I'm just 1 hr into the alpha test, so I haven't tested this out yet very thoroughly. I do remember, though, that the similar functionality in kGTD had this problem: If in System Preferences, under International -> Format, I changed the region to something other than US (specifically Romanian, haven't tested others), the smart date recognition stopped working.

I changed it back to US, becuase iCal has some issues with showing the weekday name in that situation as well, but maybe you'll want to keep this in mind.
 
Quote:
Originally Posted by smew
I'm just 1 hr into the alpha test, so I haven't tested this out yet very thoroughly.

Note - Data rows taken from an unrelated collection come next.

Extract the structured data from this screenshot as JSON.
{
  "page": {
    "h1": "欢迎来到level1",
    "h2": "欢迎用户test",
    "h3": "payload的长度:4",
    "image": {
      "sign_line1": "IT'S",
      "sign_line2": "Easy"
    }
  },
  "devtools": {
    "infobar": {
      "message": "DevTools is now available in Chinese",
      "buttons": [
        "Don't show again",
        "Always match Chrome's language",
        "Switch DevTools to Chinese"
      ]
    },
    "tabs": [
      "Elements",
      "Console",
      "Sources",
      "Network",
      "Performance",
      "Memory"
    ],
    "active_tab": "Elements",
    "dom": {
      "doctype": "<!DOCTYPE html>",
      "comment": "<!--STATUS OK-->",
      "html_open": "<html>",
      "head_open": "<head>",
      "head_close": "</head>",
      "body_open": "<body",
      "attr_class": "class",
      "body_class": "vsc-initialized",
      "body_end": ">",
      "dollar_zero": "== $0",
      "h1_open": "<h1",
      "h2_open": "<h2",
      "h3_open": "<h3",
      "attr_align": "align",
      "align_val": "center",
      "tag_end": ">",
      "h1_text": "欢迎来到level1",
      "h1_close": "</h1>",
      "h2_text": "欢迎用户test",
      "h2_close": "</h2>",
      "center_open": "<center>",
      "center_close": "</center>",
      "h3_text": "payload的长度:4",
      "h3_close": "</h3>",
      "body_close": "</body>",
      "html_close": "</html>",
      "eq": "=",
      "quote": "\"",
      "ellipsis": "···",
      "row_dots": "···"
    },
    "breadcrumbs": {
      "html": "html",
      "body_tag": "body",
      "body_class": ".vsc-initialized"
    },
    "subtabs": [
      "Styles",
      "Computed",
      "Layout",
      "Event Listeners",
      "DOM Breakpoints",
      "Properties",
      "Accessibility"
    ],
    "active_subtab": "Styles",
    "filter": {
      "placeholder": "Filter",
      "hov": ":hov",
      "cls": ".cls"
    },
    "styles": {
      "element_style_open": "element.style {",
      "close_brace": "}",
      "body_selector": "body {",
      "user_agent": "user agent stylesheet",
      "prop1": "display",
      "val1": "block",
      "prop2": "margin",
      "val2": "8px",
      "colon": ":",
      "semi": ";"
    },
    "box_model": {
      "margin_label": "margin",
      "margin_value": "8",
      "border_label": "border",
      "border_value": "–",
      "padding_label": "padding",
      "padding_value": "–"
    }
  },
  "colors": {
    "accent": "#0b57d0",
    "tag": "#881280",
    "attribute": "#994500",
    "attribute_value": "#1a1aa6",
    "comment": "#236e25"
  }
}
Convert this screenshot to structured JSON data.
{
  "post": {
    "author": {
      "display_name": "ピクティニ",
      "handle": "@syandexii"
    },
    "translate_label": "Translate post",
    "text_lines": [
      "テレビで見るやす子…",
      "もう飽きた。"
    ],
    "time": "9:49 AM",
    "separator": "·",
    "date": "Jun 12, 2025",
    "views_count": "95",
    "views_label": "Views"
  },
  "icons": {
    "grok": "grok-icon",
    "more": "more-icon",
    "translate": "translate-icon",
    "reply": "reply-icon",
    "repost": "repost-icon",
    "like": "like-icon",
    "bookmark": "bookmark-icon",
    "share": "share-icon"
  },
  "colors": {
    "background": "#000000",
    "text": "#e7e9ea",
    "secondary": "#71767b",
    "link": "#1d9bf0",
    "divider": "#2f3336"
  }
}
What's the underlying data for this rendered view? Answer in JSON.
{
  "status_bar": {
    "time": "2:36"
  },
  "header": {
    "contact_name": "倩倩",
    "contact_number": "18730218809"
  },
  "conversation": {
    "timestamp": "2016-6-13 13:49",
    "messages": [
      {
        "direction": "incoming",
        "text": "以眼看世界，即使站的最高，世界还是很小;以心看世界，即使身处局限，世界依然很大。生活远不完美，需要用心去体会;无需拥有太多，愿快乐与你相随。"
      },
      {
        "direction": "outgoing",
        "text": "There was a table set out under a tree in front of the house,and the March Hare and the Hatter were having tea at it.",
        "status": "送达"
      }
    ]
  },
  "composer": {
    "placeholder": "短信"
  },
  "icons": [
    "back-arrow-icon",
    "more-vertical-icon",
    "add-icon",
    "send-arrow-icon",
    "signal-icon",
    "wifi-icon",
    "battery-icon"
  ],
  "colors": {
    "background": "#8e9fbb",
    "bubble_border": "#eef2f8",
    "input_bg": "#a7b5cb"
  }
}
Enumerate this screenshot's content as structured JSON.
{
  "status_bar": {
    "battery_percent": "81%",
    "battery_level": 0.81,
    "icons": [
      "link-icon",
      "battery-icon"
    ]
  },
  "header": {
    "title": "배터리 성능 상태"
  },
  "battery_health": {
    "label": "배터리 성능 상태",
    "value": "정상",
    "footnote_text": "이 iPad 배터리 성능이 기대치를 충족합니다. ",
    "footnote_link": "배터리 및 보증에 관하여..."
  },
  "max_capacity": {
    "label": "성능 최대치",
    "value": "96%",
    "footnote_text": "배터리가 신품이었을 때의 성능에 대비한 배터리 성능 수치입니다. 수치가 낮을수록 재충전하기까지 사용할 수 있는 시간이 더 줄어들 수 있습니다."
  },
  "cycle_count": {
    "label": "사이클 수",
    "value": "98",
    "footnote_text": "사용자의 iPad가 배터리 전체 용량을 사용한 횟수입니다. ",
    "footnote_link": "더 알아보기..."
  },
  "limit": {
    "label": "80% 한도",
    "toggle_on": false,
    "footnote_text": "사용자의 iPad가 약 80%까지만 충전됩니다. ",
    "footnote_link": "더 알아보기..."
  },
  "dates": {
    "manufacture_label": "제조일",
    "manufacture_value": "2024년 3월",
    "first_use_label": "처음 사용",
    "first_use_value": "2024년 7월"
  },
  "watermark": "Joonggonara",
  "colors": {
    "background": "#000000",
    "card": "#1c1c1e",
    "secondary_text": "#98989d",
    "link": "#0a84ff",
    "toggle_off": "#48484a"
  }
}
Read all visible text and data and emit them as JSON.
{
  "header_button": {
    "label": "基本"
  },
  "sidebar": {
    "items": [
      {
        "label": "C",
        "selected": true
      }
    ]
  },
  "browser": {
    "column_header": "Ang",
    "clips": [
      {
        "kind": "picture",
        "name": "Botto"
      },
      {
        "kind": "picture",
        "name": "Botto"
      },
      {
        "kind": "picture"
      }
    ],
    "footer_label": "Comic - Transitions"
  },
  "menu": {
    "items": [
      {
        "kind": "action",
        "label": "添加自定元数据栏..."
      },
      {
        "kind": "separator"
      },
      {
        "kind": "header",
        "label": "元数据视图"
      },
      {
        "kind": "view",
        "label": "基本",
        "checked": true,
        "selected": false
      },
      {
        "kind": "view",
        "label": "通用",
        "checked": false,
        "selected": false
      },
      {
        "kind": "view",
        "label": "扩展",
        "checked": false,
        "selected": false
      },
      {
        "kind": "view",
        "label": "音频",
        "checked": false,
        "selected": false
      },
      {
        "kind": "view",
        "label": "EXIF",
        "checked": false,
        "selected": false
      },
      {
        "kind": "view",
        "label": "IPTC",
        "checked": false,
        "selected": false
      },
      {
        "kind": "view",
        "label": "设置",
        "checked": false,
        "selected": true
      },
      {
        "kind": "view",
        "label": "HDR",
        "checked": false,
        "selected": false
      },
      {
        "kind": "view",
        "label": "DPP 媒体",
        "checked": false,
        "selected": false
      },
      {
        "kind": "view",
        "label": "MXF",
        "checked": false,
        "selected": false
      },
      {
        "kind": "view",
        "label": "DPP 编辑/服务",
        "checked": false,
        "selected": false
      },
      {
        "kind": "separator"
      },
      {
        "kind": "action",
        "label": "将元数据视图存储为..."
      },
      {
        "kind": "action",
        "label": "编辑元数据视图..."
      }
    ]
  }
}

I do remember, though, that the similar functionality in kGTD had this problem: If in System Preferences, under International -> Format, I changed the region to something other than US (specifically Romanian, haven't tested others), the smart date recognition stopped working.

I changed it back to US, becuase iCal has some issues with showing the weekday name in that situation as well, but maybe you'll want to keep this in mind.
if you can let me know the ICU date format that you want to use, or just a sample date, I'll add it to the test suite.
 
Quote:
Originally Posted by xmas
It's under discussion now. (Ambiguous noises about when it will ready)
That's lovely, but the whole point of start dates is that tasks which haven't started yet don't appear in contexts. This one's a no-brainer, guys.
 
Quote:
Originally Posted by Athanasius
That's lovely, but the whole point of start dates is that tasks which haven't started yet don't appear in contexts. This one's a no-brainer, guys.
Oh, absolutely—no question! Hiding tasks which start in the future has always been planned, because yes, that is the whole point of assigning start dates.

The only reason it hasn't been done yet is that the we're working on start date propagation first, so that setting a start date on a project effectively sets that start date for all its tasks and setting a start date on a task in a sequential project effectively sets it to all subsequent tasks (unless they have a start date of their own).